Since last September, regulators in Pennsylvania and New Jersey have tentatively approved the mandate. Michigan and Virginia are leaning toward rejecting the codes, but final decisions aren't expected for months.

Meanwhile, homebuilders — traditionally big political donors — have persuaded legislators in more than a dozen states to push bills prohibiting localities from requiring sprinklers. Idaho, North Dakota, Missouri and Texas have approved the bans.

Supporters argue sprinklers save property and lives, including those of firefighters who are at a higher risk in new homes built of lightweight, fast-burning materials. This year, 18 firefighters have died fighting structure fires. Supporters also argue the vast majority of fires are quickly contained by only one sprinkler.

The cost, which can average up to $2.66 per square foot, can be less expensive than cosmetic enhancements like granite countertops or whirlpool tubs. And insurers typically offer discounts between 5 to 15 percent for homes with sprinklers, according to the American Insurance Association.

"Unfortunately, safety doesn't sell," said Steve Muncy, president of the Texas-based American Fire Sprinkler Association.

In Richmond, Va., homebuilders estimate it would cost more than $5,800 to install sprinklers in a 2,000-square-foot home. Many say that would harm lower-income home buyers.

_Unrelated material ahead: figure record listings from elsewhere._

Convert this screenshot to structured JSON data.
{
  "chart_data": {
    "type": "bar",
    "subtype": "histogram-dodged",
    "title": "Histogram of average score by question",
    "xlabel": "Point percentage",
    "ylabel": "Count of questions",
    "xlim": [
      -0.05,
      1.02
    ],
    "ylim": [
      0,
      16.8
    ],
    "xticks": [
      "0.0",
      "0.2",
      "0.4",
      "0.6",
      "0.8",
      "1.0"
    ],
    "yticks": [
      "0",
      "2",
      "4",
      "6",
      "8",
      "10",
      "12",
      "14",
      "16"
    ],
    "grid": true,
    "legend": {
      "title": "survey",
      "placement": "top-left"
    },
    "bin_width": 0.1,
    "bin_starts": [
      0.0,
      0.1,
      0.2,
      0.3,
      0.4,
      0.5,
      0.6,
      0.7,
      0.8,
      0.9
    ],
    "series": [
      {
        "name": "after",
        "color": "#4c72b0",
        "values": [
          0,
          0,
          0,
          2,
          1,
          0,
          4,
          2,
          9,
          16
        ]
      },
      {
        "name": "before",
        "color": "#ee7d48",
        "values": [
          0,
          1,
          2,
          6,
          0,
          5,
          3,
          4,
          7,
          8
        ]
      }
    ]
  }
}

"We don't oppose fire sprinklers, we just want to make sure we aren't leaving folks in those crowded, substandard, really dangerous houses," said John Snook with Habitat for Humanity International, which built or repaired homes for more than 6,100 families last year.

Many say the cost is worth it.

Fire gutted Jimmy Dean's 4,000-square-foot home outside Richmond earlier this year. He doesn't think sprinklers should be required, but he said it's well worth the $14,000 to install sprinklers in his rebuilt home.

"I hope somebody will look into it and try to stave off what we had to do, because if I said it didn't hurt I'd be lying," said Dean, 81, best known for his 1961 country song "Big Bad John" and the sausage brand he sold years ago.

Others argue smoke detectors are less expensive and just as effective in saving lives. A 2008 study published by the National Fire Protection Association says the chances of surviving a fire with working smoke alarms was 99.45 percent.

"When you continue to have these arbitrary requirements that have significant cost increase with no cost benefit, that's essentially making it to where people can't afford the home," said Steve Orlowski with the Washington-based National Association of Home Builders.

Smoke alarms aren't always enough, said Kaaran Mann, whose 18-year-old daughter Lauren Mahon was among seven South Carolina college students who died in a 2007 fire at a beach house in Ocean Isle Beach, N.C.

Six students survived, and several said a smoke alarm woke them with only moments left to escape.

Mann, of Greenville, S.C., has since become an advocate for requiring them in college dorms and homes.

"If people are told these things do not all go off at once, they do not flood your home just because you burn the bacon ... it's an investment I think people would be more than willing to pay," she said.